If set this will override the SGT name stored in the SGT file.

min_new_tokens pydantic-field

min_new_tokens: int | None = None

The minimum number of new tokens to generate.

seed pydantic-field

seed: int | None = None

The seed for Stained Glass Transform and inference.

temperature pydantic-field

temperature: float = 0.3

The default temperature for generation.

top_p pydantic-field

top_p: float = 0.2

The default top-p value for generation.

top_k pydantic-field

top_k: int = 5000

The default top-k value for generation.

repetition_penalty pydantic-field

repetition_penalty: float = 1.0

The default repetition penalty for generation.

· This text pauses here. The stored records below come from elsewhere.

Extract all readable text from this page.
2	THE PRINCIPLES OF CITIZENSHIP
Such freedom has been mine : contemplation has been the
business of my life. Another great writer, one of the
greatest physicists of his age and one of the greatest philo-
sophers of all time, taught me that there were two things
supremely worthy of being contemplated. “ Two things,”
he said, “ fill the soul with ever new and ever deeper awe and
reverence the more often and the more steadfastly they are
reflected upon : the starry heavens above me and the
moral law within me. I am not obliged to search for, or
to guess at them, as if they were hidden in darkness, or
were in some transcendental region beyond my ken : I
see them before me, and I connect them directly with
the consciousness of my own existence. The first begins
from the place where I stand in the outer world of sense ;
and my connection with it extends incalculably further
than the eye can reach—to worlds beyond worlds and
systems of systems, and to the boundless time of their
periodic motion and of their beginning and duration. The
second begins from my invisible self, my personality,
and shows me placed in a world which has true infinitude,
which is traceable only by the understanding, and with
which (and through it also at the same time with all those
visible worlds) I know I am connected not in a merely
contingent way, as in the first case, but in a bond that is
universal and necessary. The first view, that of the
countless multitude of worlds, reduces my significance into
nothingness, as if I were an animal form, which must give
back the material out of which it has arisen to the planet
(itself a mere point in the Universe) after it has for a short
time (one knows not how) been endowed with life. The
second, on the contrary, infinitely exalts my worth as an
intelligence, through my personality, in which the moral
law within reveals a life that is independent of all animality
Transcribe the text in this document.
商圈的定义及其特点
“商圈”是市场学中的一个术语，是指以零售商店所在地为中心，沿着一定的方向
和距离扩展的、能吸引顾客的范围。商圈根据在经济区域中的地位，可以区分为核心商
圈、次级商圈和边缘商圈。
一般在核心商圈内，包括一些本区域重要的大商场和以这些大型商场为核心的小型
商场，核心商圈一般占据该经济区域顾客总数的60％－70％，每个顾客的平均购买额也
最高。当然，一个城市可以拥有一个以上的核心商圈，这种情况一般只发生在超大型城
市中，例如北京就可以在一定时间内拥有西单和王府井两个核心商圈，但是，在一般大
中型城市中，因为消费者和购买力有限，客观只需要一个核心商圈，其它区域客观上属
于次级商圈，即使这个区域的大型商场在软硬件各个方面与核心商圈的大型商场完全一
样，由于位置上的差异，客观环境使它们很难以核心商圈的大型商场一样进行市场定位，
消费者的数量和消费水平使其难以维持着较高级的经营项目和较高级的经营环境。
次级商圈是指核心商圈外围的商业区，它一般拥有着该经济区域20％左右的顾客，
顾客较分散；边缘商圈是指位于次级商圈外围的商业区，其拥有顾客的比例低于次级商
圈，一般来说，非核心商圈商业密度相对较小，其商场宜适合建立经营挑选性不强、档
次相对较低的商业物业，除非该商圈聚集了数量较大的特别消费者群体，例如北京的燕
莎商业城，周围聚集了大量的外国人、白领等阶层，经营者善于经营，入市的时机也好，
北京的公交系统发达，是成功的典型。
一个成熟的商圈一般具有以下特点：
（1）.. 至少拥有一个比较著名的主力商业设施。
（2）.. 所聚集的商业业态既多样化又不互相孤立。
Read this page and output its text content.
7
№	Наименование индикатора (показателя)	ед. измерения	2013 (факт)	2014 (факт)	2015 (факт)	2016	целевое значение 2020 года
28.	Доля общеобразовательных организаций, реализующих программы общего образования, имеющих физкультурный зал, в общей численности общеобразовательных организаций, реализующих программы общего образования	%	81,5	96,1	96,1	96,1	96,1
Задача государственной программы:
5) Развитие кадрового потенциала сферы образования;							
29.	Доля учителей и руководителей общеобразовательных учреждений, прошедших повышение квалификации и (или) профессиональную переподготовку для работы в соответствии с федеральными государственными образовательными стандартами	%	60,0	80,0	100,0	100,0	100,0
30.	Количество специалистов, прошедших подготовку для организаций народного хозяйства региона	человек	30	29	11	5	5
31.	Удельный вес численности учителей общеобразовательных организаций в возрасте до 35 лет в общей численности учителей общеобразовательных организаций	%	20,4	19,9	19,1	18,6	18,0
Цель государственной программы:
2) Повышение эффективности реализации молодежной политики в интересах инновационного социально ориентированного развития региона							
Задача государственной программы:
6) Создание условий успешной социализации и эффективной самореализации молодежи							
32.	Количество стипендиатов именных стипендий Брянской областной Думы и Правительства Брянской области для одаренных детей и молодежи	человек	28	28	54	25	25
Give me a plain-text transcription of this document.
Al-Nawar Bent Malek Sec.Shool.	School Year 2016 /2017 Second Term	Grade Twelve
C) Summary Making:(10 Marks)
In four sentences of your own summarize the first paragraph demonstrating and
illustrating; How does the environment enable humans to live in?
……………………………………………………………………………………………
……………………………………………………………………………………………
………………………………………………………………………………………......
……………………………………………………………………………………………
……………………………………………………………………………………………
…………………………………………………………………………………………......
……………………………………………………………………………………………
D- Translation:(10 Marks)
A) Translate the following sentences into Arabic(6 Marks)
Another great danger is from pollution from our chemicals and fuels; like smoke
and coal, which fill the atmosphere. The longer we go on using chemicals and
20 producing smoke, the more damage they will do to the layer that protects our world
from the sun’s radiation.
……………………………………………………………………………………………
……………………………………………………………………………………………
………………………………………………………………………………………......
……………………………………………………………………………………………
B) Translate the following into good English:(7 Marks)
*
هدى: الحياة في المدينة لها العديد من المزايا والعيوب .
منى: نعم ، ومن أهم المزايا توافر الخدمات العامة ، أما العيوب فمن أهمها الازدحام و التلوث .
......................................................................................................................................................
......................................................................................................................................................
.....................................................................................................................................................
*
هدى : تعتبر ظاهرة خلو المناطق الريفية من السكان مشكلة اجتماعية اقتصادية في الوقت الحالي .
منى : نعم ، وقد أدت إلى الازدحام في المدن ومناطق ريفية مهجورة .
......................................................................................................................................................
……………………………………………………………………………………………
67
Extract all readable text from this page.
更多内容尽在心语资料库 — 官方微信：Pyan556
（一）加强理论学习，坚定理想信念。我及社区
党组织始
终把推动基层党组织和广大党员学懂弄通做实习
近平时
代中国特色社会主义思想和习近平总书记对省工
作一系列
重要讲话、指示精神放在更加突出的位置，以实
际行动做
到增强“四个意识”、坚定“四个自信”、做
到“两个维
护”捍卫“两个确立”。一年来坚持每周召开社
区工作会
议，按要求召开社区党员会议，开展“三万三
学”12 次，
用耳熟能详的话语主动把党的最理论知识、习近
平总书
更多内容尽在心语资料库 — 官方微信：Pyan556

upstream_keep_alive_timeout pydantic-field

upstream_keep_alive_timeout: float = 5

Timeout for idle connections with the upstream inference server.

session_timeout pydantic-field

session_timeout: float = 60

Timeout for connections with the upstream inference server.

api_username pydantic-field

api_username: str | None = None

The username for upstream inference server authentication.

api_password pydantic-field

api_password: str | None = None

The password for upstream inference server authentication.

use_aiohttp_for_upstream pydantic-field

use_aiohttp_for_upstream: bool = False

Prefer using aiohttp over httpx to manage http connections with the upstream inference server. This may have improved throughput when handling many concurrent requests.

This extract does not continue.